To see why, suppose you’re trying to change a mouse into an elephant, and all you can do is resize one bone, muscle, or organ at a time. (Sound ridiculous? Well, it’s actually where elephants come from.) If you tried to enlarge the head to elephant size right away, the whole animal would fall apart under its own weight. If you enlarge the legs first, now it can’t walk. Instead, what you have to do is make the legs 1% bigger, then the head 1% bigger, then the lungs 1% bigger, and so on, and keep cycling through this process many, many times. To make the animal a million times bigger, you need to increase each part by 1% a total of 1,390 times. (Probably not as many as you thought!) That will take a few million years, but it can be done. Has been, in fact.
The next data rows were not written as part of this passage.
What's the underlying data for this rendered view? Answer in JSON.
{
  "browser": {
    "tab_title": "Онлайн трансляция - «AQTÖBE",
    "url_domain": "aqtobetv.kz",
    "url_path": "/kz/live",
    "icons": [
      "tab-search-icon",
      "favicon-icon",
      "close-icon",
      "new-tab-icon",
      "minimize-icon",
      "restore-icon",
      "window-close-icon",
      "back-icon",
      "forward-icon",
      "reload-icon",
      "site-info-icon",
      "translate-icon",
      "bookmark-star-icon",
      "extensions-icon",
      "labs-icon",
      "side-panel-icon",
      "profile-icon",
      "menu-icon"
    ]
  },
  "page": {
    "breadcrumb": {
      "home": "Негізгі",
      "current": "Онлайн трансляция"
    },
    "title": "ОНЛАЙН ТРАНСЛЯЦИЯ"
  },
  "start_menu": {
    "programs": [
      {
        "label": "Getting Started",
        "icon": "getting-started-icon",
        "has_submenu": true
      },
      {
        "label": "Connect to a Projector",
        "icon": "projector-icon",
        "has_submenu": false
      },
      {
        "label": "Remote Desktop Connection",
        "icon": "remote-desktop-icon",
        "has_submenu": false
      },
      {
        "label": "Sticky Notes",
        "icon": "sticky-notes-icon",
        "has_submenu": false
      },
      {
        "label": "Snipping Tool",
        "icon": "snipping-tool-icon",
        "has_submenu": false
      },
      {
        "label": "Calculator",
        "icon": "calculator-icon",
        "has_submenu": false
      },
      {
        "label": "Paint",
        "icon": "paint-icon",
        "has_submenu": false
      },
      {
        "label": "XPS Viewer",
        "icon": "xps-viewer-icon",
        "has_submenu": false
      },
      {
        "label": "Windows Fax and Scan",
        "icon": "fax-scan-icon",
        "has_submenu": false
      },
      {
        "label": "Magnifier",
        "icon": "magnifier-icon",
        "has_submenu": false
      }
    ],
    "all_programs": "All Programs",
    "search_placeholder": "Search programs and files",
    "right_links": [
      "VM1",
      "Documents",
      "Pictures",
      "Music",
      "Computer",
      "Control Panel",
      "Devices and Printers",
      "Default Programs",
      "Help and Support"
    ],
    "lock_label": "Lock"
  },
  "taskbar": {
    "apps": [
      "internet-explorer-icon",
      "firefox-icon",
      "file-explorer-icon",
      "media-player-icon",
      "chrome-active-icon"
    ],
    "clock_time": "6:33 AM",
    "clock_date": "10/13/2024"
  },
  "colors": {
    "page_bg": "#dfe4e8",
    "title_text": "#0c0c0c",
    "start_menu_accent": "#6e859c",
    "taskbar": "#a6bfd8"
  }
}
Similarly, changing a society requires a complex system of interlocking parts to be changed. Not as complex as a mouse, perhaps; but still pretty complex. Because humans are intelligent (unlike genes), we can even get away with a more than 1% change along one dimension–like when we gave women the right to vote, that’s actually a 100% increase in the voting population. We can coordinate some changes so we don’t have to do them all strictly sequentially. But still, we can only change a few things at a time, and we can only change them a moderate amount. Try to change too rapidly, and the system becomes unstable; if you’re looking for a single explanation for why Communism in the USSR and PRC became so terrible, this seems like a pretty good one. Trying to change everything at once means giving way too much power to a small number of people–and then, predictably, that power gets abused. I hope the revolutions in the Middle East don’t go this way, but it looks like they will actually; because once again, we didn’t reform piece by piece, we tried to do a revolution all at once.
I can understand the temptation. So much is wrong with the world, shouldn’t we try to change it all as fast as we can? But no, we have to take it step by step. Otherwise, we might make it worse. And never doubt that it could be a lot worse.
Comments (1)
I agree with all of this. I’ve tried to say it before, but never managed to say it as well as this post.